Homogenization of the Lévy-type operators

In $L_2(\mathbb R^d)$, we consider a selfadjoint operator ${\mathbb A}_\varepsilon$, $\varepsilon >0$, of the form
$$ ({\mathbb A}_\varepsilon u) (\mathbf{x}) =\int_{\mathbb R^d} \mu\biggl(\frac{\mathbf{x}}{\varepsilon},\frac{\mathbf{y}}{\varepsilon}\biggr) \frac{(u(\mathbf{x}) -u(\mathbf{y}))}{| \mathbf{x}-\mathbf{y} |^{d+\alpha}}\,d \mathbf{y}, $$
where $0< \alpha < 2$. It is assumed that a function $\mu(\mathbf{x},\mathbf{y})$ is bounded, positive definite, periodic in each variable, and is such that $\mu(\mathbf{x},\mathbf{y})=\mu(\mathbf{y},\mathbf{x})$. A rigorous definition of the operator ${\mathbb A}_\varepsilon$ is given in terms of the corresponding quadratic form.
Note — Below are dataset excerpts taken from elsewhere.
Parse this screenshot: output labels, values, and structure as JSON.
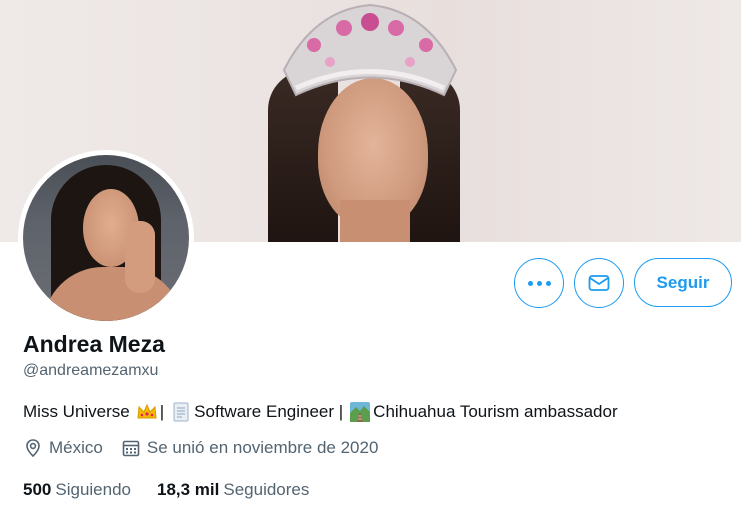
{
  "profile": {
    "name": "Andrea Meza",
    "handle": "@andreamezamxu",
    "bio": {
      "part1": "Miss Universe",
      "sep1": "|",
      "part2": "Software Engineer |",
      "part3": "Chihuahua Tourism ambassador"
    },
    "location": "México",
    "joined": "Se unió en noviembre de 2020",
    "following_count": "500",
    "following_label": "Siguiendo",
    "followers_count": "18,3 mil",
    "followers_label": "Seguidores"
  },
  "actions": {
    "follow_label": "Seguir",
    "more_icon": "more-icon",
    "message_icon": "envelope-icon"
  },
  "colors": {
    "accent": "#1d9bf0",
    "secondary_text": "#536471",
    "primary_text": "#0f1419"
  }
}
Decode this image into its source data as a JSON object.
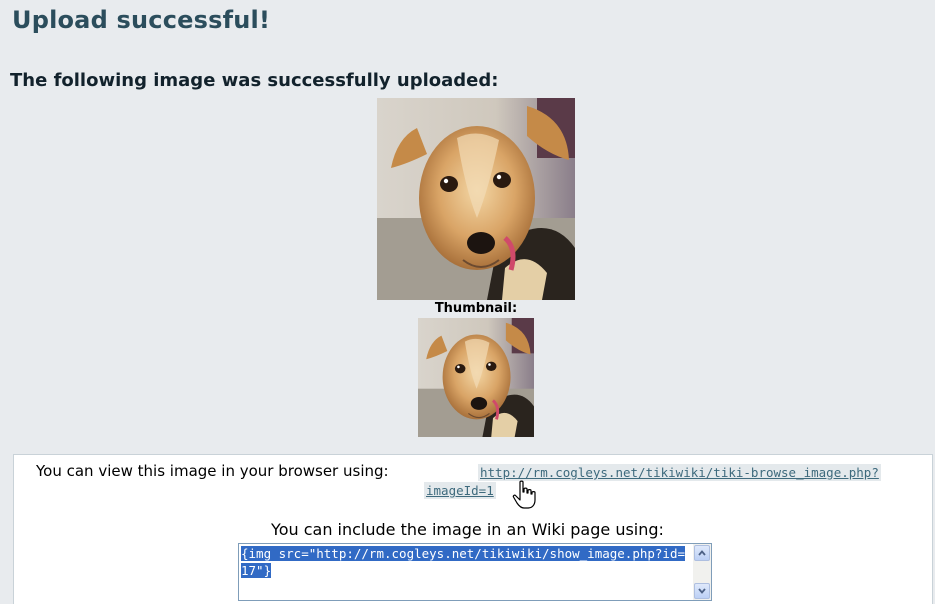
{
  "header": {
    "title": "Upload successful!",
    "subtitle": "The following image was successfully uploaded:"
  },
  "images": {
    "thumbnail_label": "Thumbnail:"
  },
  "view": {
    "text": "You can view this image in your browser using:",
    "link_line1": "http://rm.cogleys.net/tikiwiki/tiki-browse_image.php?",
    "link_line2": "imageId=1"
  },
  "include": {
    "text": "You can include the image in an Wiki page using:",
    "code": "{img src=\"http://rm.cogleys.net/tikiwiki/show_image.php?id=17\"}"
  },
  "icons": {
    "cursor": "hand-pointer-icon",
    "scroll_up": "chevron-up-icon",
    "scroll_down": "chevron-down-icon"
  },
  "colors": {
    "panel_bg": "#e8ebee",
    "title": "#2b4d5c",
    "link": "#3e6a7d",
    "selection": "#316ac5"
  }
}
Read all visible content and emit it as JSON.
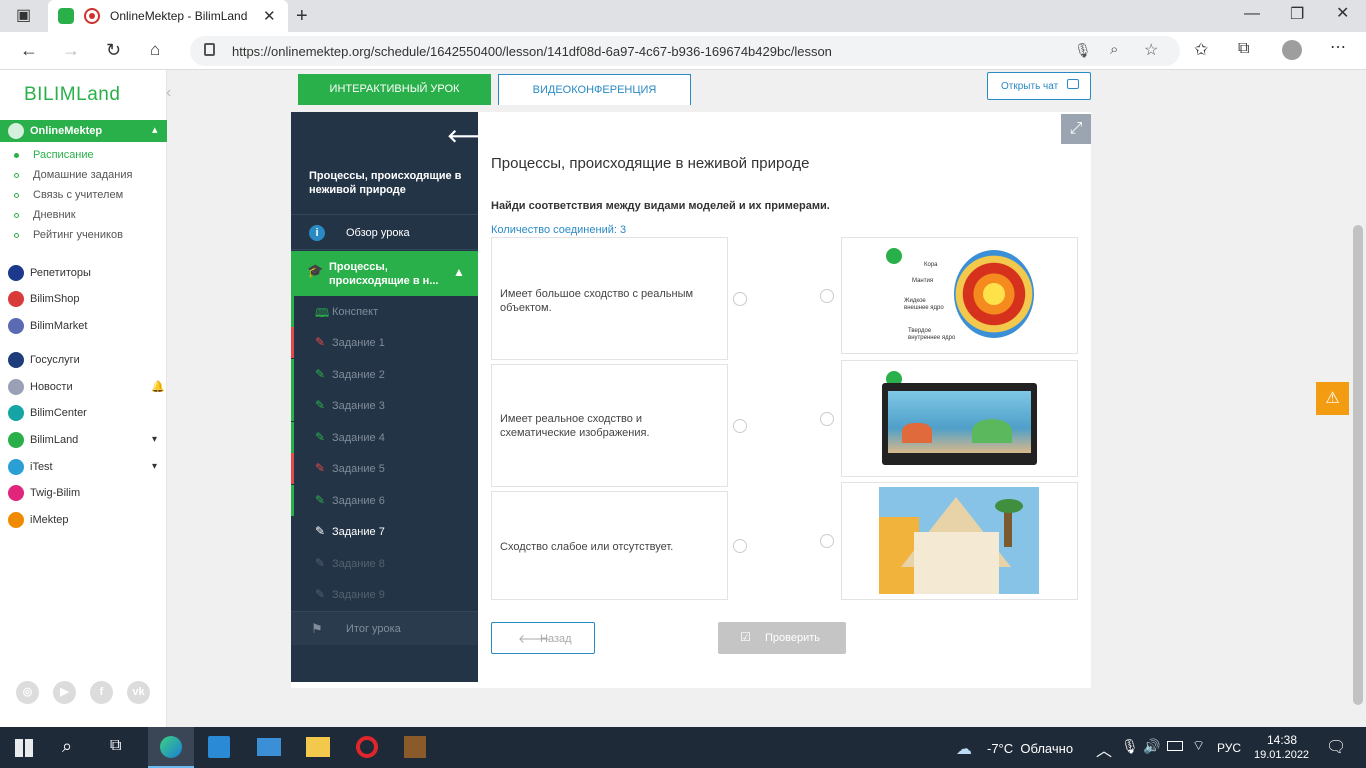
{
  "browser": {
    "tab_title": "OnlineMektep - BilimLand",
    "url": "https://onlinemektep.org/schedule/1642550400/lesson/141df08d-6a97-4c67-b936-169674b429bc/lesson",
    "icons": [
      "back-icon",
      "forward-icon",
      "refresh-icon",
      "home-icon",
      "lock-icon",
      "mic-icon",
      "zoom-icon",
      "favorite-add-icon",
      "favorites-icon",
      "collections-icon",
      "profile-icon",
      "more-icon"
    ]
  },
  "sidebar": {
    "logo": "BILIMLand",
    "section": "OnlineMektep",
    "sub_items": [
      "Расписание",
      "Домашние задания",
      "Связь с учителем",
      "Дневник",
      "Рейтинг учеников"
    ],
    "items": [
      {
        "label": "Репетиторы",
        "color": "#1b3a8c"
      },
      {
        "label": "BilimShop",
        "color": "#d93b3b"
      },
      {
        "label": "BilimMarket",
        "color": "#5b6bb3"
      },
      {
        "label": "Госуслуги",
        "color": "#1f3d7a"
      },
      {
        "label": "Новости",
        "color": "#9aa0b5"
      },
      {
        "label": "BilimCenter",
        "color": "#16a4a4"
      },
      {
        "label": "BilimLand",
        "color": "#2ab04a"
      },
      {
        "label": "iTest",
        "color": "#2a9fd6"
      },
      {
        "label": "Twig-Bilim",
        "color": "#e0257a"
      },
      {
        "label": "iMektep",
        "color": "#f08a00"
      }
    ]
  },
  "main": {
    "tab_interactive": "ИНТЕРАКТИВНЫЙ УРОК",
    "tab_video": "ВИДЕОКОНФЕРЕНЦИЯ",
    "open_chat": "Открыть чат",
    "lesson_nav": {
      "title": "Процессы, происходящие в неживой природе",
      "overview": "Обзор урока",
      "current_section": "Процессы, происходящие в н...",
      "items": [
        {
          "label": "Конспект",
          "status": "green",
          "icon": "book-icon"
        },
        {
          "label": "Задание 1",
          "status": "red",
          "icon": "edit-icon"
        },
        {
          "label": "Задание 2",
          "status": "green",
          "icon": "edit-icon"
        },
        {
          "label": "Задание 3",
          "status": "green",
          "icon": "edit-icon"
        },
        {
          "label": "Задание 4",
          "status": "green",
          "icon": "edit-icon"
        },
        {
          "label": "Задание 5",
          "status": "red",
          "icon": "edit-icon"
        },
        {
          "label": "Задание 6",
          "status": "green",
          "icon": "edit-icon"
        },
        {
          "label": "Задание 7",
          "status": "active",
          "icon": "edit-icon"
        },
        {
          "label": "Задание 8",
          "status": "none",
          "icon": "edit-icon"
        },
        {
          "label": "Задание 9",
          "status": "none",
          "icon": "edit-icon"
        }
      ],
      "summary": "Итог урока"
    },
    "task": {
      "title": "Процессы, происходящие в неживой природе",
      "instruction": "Найди соответствия между видами моделей и их примерами.",
      "connections": "Количество соединений: 3",
      "left": [
        "Имеет большое сходство с реальным объектом.",
        "Имеет реальное сходство и схематические изображения.",
        "Сходство слабое или отсутствует."
      ],
      "earth_labels": [
        "Кора",
        "Мантия",
        "Жидкое внешнее ядро",
        "Твердое внутреннее ядро"
      ],
      "back": "Назад",
      "check": "Проверить"
    }
  },
  "taskbar": {
    "weather": "-7°C  Облачно",
    "lang": "РУС",
    "time": "14:38",
    "date": "19.01.2022"
  }
}
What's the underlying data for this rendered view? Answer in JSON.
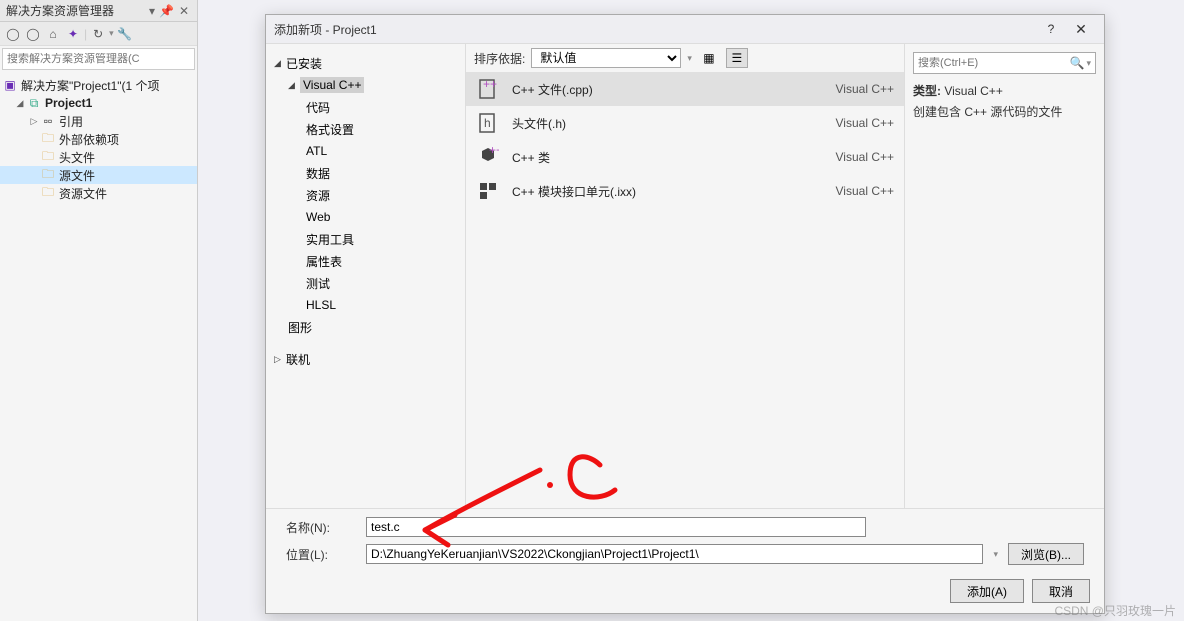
{
  "solution_panel": {
    "title": "解决方案资源管理器",
    "search_placeholder": "搜索解决方案资源管理器(C",
    "root": "解决方案\"Project1\"(1 个项",
    "project": "Project1",
    "items": {
      "references": "引用",
      "external": "外部依赖项",
      "headers": "头文件",
      "sources": "源文件",
      "resources": "资源文件"
    }
  },
  "dialog": {
    "title": "添加新项 - Project1",
    "help": "?",
    "left_tree": {
      "installed": "已安装",
      "visual_cpp": "Visual C++",
      "items": [
        "代码",
        "格式设置",
        "ATL",
        "数据",
        "资源",
        "Web",
        "实用工具",
        "属性表",
        "测试",
        "HLSL"
      ],
      "graphics": "图形",
      "online": "联机"
    },
    "sort_label": "排序依据:",
    "sort_value": "默认值",
    "templates": [
      {
        "name": "C++ 文件(.cpp)",
        "lang": "Visual C++",
        "icon": "cpp"
      },
      {
        "name": "头文件(.h)",
        "lang": "Visual C++",
        "icon": "h"
      },
      {
        "name": "C++ 类",
        "lang": "Visual C++",
        "icon": "class"
      },
      {
        "name": "C++ 模块接口单元(.ixx)",
        "lang": "Visual C++",
        "icon": "module"
      }
    ],
    "right": {
      "search_placeholder": "搜索(Ctrl+E)",
      "type_label": "类型:",
      "type_value": "Visual C++",
      "description": "创建包含 C++ 源代码的文件"
    },
    "name_label": "名称(N):",
    "name_value": "test.c",
    "location_label": "位置(L):",
    "location_value": "D:\\ZhuangYeKeruanjian\\VS2022\\Ckongjian\\Project1\\Project1\\",
    "browse": "浏览(B)...",
    "add": "添加(A)",
    "cancel": "取消"
  },
  "annotation_text": ".C",
  "watermark": "CSDN @只羽玫瑰一片"
}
It is proved that the resolvent $({\mathbb A}_\varepsilon+I)^{-1}$ converges in the operator norm on $L_2(\mathbb R^d)$ to the operator $({\mathbb A}^0+I)^{-1}$ as $\varepsilon\to 0$. Here, ${\mathbb A}^0$ is an effective operator of the same form with the constant coefficient $\mu^0$ equal to the mean value of $\mu(\mathbf{x},\mathbf{y})$. We obtain an error estimate of order $O(\varepsilon^\alpha)$ for $0< \alpha < 1$, $O(\varepsilon (1+| \operatorname{ln} \varepsilon|)^2)$ for $ \alpha=1$, and $O(\varepsilon^{2- \alpha})$ for $1< \alpha < 2$. In the case where $1< \alpha < 2$, the result is refined by taking the correctors into account.